If the consistency level = replication factor -> we gain stronger consistency. At the cost of synchronous blocking operations that wait for all nodes to be updated and declare success before returning (impacts availability).

If consistency level < replication factor -> the update is considered successful even if some nodes are down.

Row-Oriented

Cassandra’s data model can be described as a partitioned row store, in which data is stored in sparse multidimensional hashtables. Cassandra has frequently been referred to as a “column-oriented” database. But Cassandra’s data store is not organized primarily around columns.

Sparse” means that for any given row we can have one or more columns, but each row doesn’t need to have all the same columns as other rows like it (as in a relational model).

Partitioned” means that each row has a unique key which makes its data accessible, and the keys are used to distribute the rows across multiple data stores.

Cassandra Data Model

Cassandra uses a unique identifier/primary key for each row. Rows can be seen as a group of columns that should be treated together as a set.

We don’t need to store a value for every column every time we store a new entity. We have a sparse, multidimensional array structure.

Rows can be wide or skinny, depending on the number of columns the row contains.

A wide row is a row that has lots (perhaps tens of thousands or even millions) of columns. Typically there is a smaller number of rows that go along with so many columns.

Conversely, we can have a smaller number of columns and use many different rows, closer to the relational model. That’s the skinny model (as seen on the previous slide).

Wide Rows

Cassandra uses a special primary key called a composite key (or compound key) to represent wide rows, also called partitions.

The composite key consists of a partition key, plus an optional set of clustering columns.

The partition key is used to determine the nodes on which rows are stored.

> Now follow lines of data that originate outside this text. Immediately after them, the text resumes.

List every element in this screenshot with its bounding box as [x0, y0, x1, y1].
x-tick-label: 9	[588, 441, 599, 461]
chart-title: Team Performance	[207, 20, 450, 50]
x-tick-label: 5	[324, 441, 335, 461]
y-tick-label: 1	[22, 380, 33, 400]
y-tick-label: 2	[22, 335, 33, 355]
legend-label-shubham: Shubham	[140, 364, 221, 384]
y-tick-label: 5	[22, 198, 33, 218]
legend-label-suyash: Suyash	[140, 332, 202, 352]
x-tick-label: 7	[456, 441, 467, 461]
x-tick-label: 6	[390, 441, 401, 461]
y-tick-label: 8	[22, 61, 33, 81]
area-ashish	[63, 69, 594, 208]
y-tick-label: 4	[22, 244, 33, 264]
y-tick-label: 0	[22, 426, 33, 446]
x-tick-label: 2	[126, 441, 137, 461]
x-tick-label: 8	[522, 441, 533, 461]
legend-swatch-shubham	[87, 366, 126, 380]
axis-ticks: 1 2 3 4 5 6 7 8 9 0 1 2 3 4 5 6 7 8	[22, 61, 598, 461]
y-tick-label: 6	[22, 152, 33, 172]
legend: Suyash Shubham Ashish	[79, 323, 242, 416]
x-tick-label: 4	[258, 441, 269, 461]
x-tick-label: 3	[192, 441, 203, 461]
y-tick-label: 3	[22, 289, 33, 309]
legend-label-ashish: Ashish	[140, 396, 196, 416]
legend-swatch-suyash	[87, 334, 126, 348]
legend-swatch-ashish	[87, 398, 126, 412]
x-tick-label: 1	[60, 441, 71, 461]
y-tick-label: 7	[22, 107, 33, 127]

The clustering columns are used to control how data is sorted for storage within a partition.

Cassandra also supports an additional construct called a static column, which is for storing data that is not part of the primary key but is shared by every row in a partition.

Gossip protocol

To support decentralization and partition tolerance, Cassandra uses a gossip protocol that allows each node to keep track of state information about the other nodes in the cluster.

The gossiper runs every second on a timer.

Gossip protocols

  • generally assume a faulty network.
  • are commonly employed in very large, decentralized network systems.
  • are often used as an automatic mechanism for replication in distributed databases.

Rings and Tokens

Cassandra keeps track of the physical layout of nodes in a cluster.

Cassandra represents the data managed by a cluster as a ring.

Each node in the ring is assigned one or more ranges of data described by a token, which determines its position in the ring.

A token is a 64-bit integer ID used to identify each partition.

Data is assigned to nodes by using a hash function to calculate a token for the partition key.

The partition key token is compared to the token values for the various nodes to identify the range, and therefore the node, that owns the data.